This is as simple a story of this amazing change in our economy. What happened is that the economy ran into increasing resistance from the environment. The inequity came from how that slowed down wage growth more than the investment income growth. Below are two simple ways to understand the natural cause of the problem, that were posted to the discussion on NPR.org today.
“A challenge to the new congress: Fix Stagnant Wages“
Without a major rethinking of our growth strategy it really can’t be fixed, not by this congress or any other, as it’s “natural”. The problem is our growth strategy is running into ever increasing natural “drag” and “resistance”, that affects labor more than investment earnings.
See also my recent articles:
“Kepler” – a great story of student discovering how to understand the big picture
“a Whole Systems view – Piketty’s “r > g” – Relating it to Thomas Piketty’s book on global inequity
- Comment 1
You never seem to be allowed to talk with the people who know why wages began stagnating in about 1970. There are very specific natural reasons.

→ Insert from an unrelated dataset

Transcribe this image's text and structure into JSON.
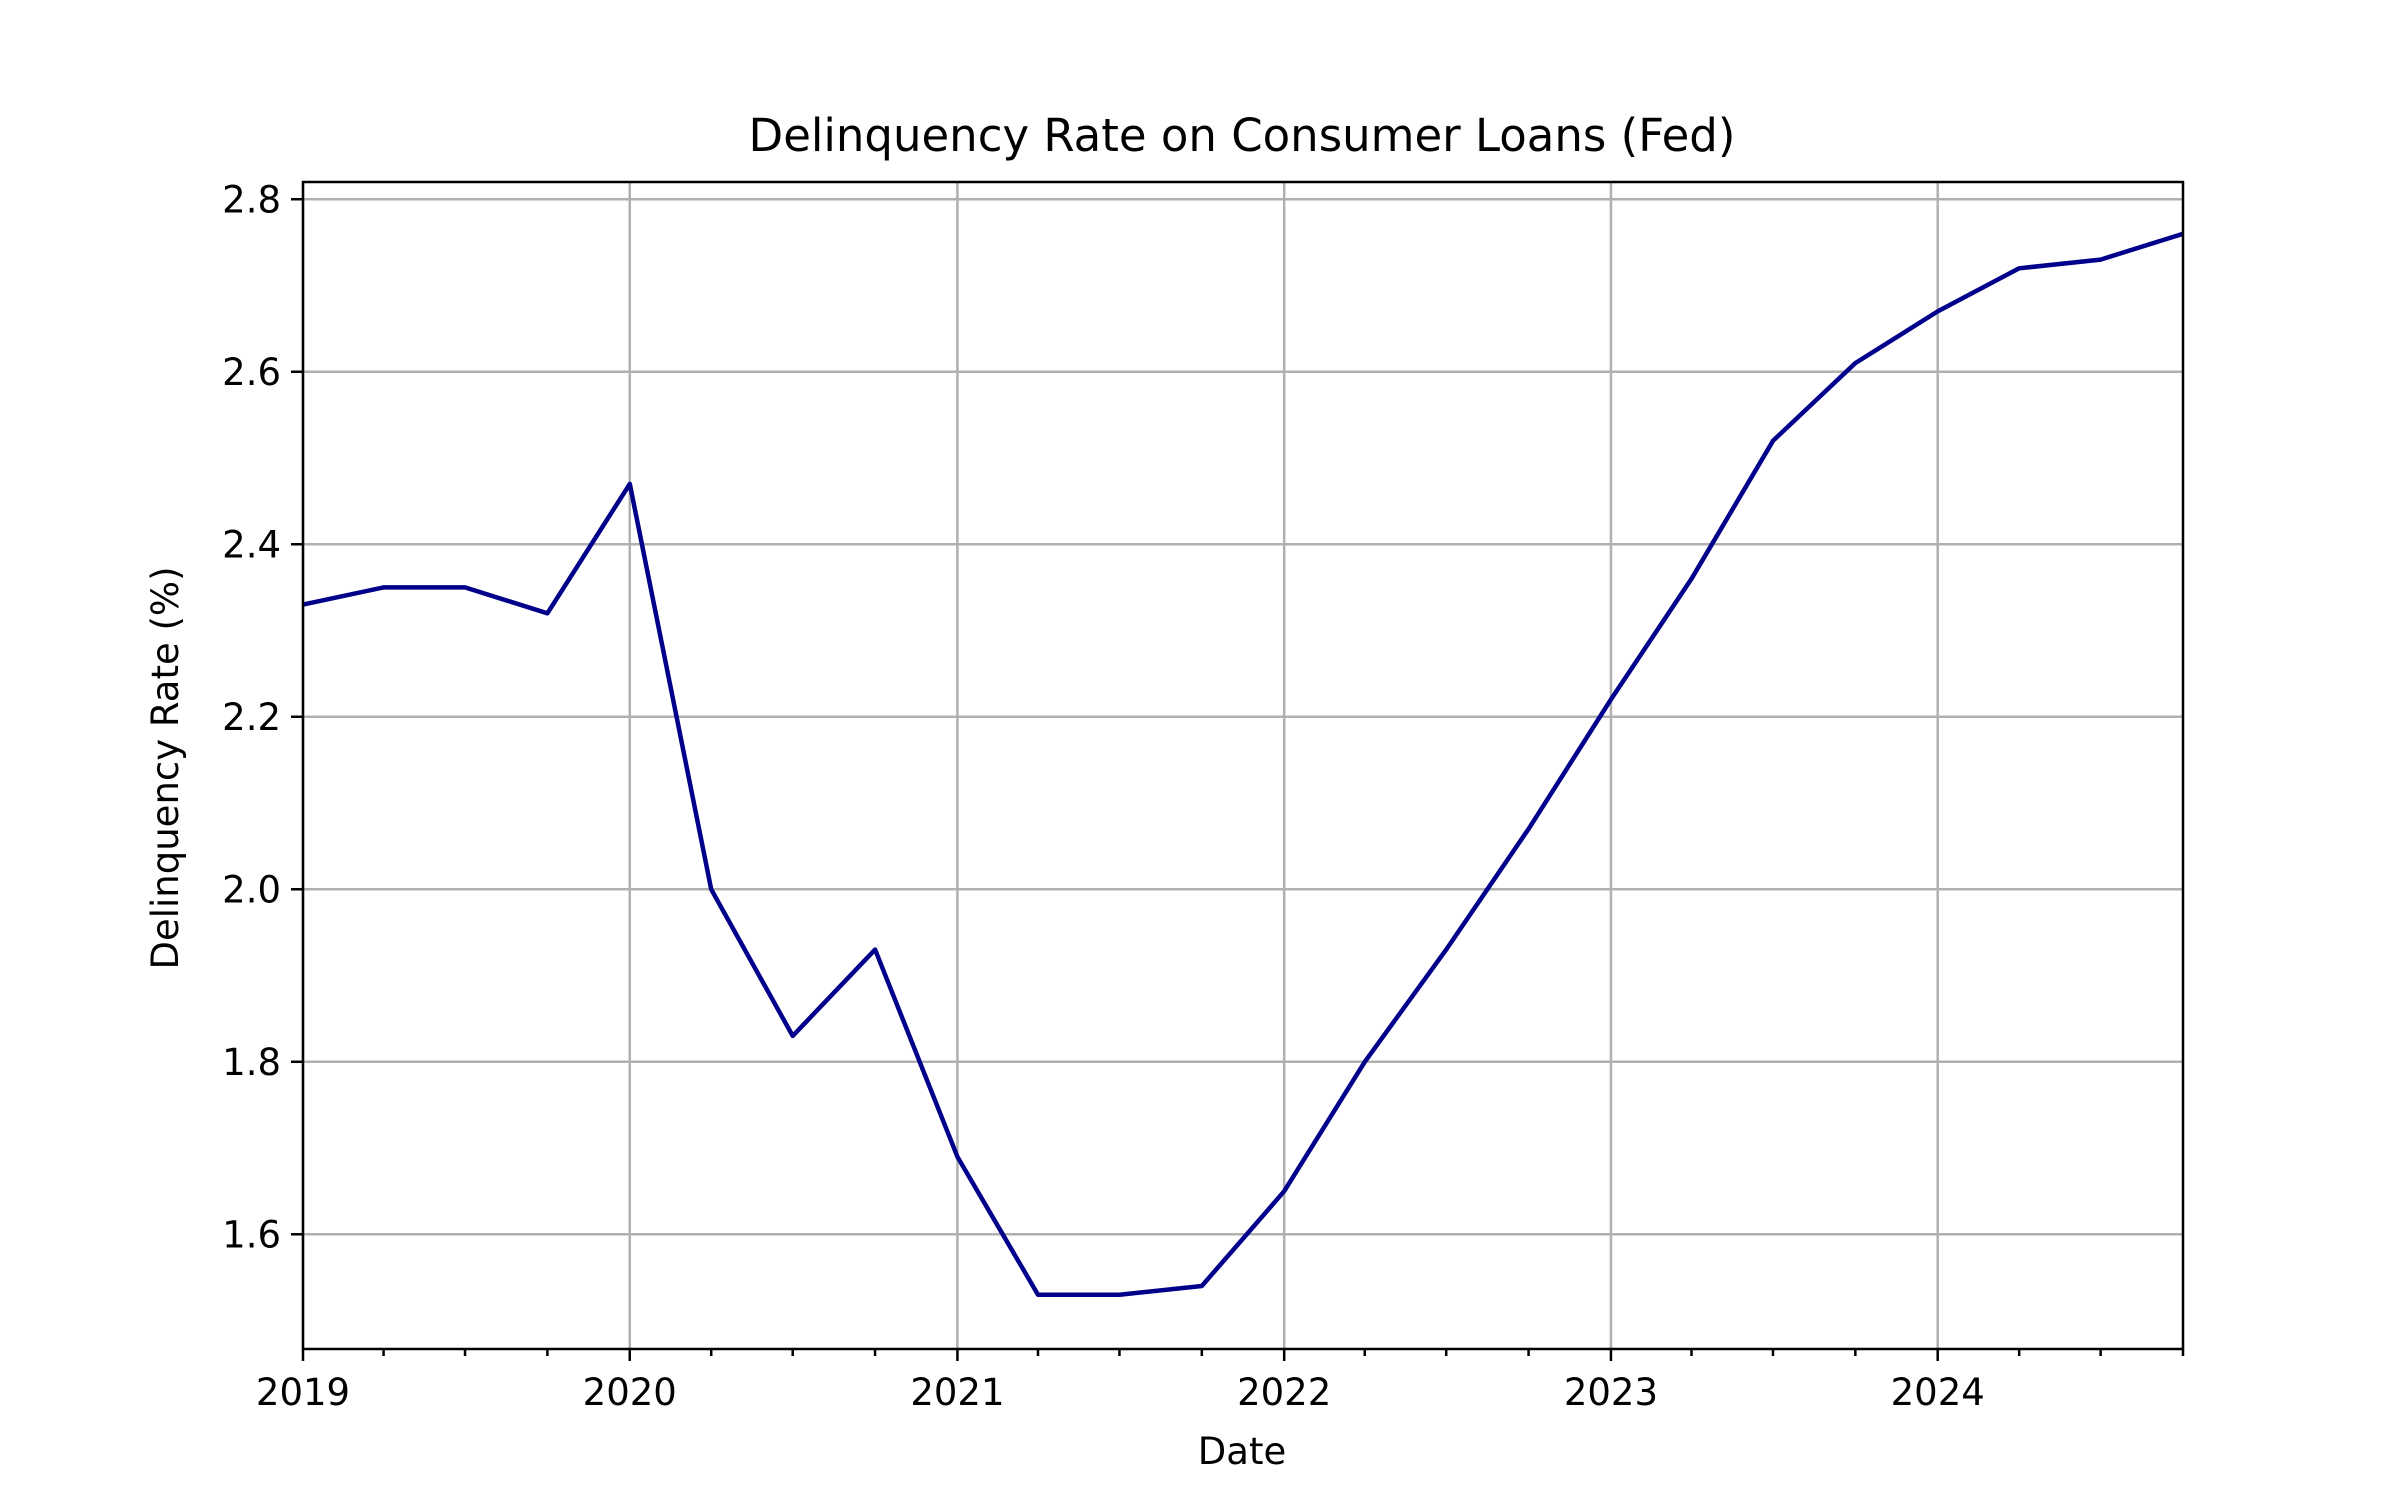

Keynes predicted it. I’ve detailed it to the Nth degree. It’s a perfectly common problem in many ways. The simple word to call it is just “drag”. The economy is meeting ‘drag’.
You experience drag as a kind of resistance to what you were doing before. There are millions of kinds. The evidence of very numerous kinds of resistance increasing at accelerating rates more or less all together at once, for the whole system… goes back about a century.
You should talk to people who know.
https://synapse9.com/signals/20…
- Comment 2
None of you seem to understand that economies are designed to run themselves. Nobody mentions that in the media either, or even the smart pundits. I guess it’s because the people you hear talking about it are really just competing for attention or promoting their ‘angle’ or don’t know any better.
The real situation is that economic growth is stimulated by the money earned by investors being added to the pool of money for creating more businesses. So with growing investment you get a growing economy,… and it’s markets expand, using more and more of every resource they can find on earth…, till something goes wrong.
When things are going right, like in growth periods up to 1970, the incomes of the rich grow faster than anyone else’s, *but* there’s enough left over to “trickle down”, so the incomes of everyone else keep growing too, just a little slower than for the rich. After ~1970 the relative rates started spreading apart further and further, till most people don’t even increase their incomes as fast as inflation…
One of the things going wrong is the economy is running into natural resistance, from its growth having changed the world, to make it less bountiful. The economy is slowed down by needing to use more costly resources, from increasing complications of regulation, increasingly complex designs and teamworks needed to get anything done, increasing costs of global competition and conflicts between industries demanding growing shares of diminishing resources.
What’s most obvious if you look at the data is that after 1970 growth continued for the richest and not for the rest of the wage scales. I think there were all the above problems creating drag for the whole system, effecting the productive economy and lower incomes the most, and the people at the top the least. People of course saw that was where to make the money, and those that could went in to investing to use money to may money that grows without actual work. Investing is a kind of ‘work’ where the more money you have the more you earn, without any actual “labor”. So, that kind of earning really took over.
There’s lots more interesting to say, looking at the economy as I do as self-guided system driven by people’s choices and the capacities of the earth the find to use and use up that way. The bottom line, though, is that there’s too much unproductive investment.
The one and only way to reverse that (other than “resetting” the game with gigantic financial collapses) is for the wealthy to *spend* their earnings rather than *accumulate* more unproductive investments. JM Keynes actually proposed that would be necessary, as the solution for this very problem, that he saw as likely to come up in what he saw as the relatively near future, from the 1930’s.
I’ve written lots on it myself, but it’s “unpopular” because you need to look at the financial implications of our having been running into increasingly resistance to growth as approaching limits, for 50+ years…. That subject was made socially “taboo” in discussion groups not unlike this one all over the world in the 70’s, in case you don’t know about that. And the whole world went to sleep in total denial of there being limits to growth or anything eles, population too.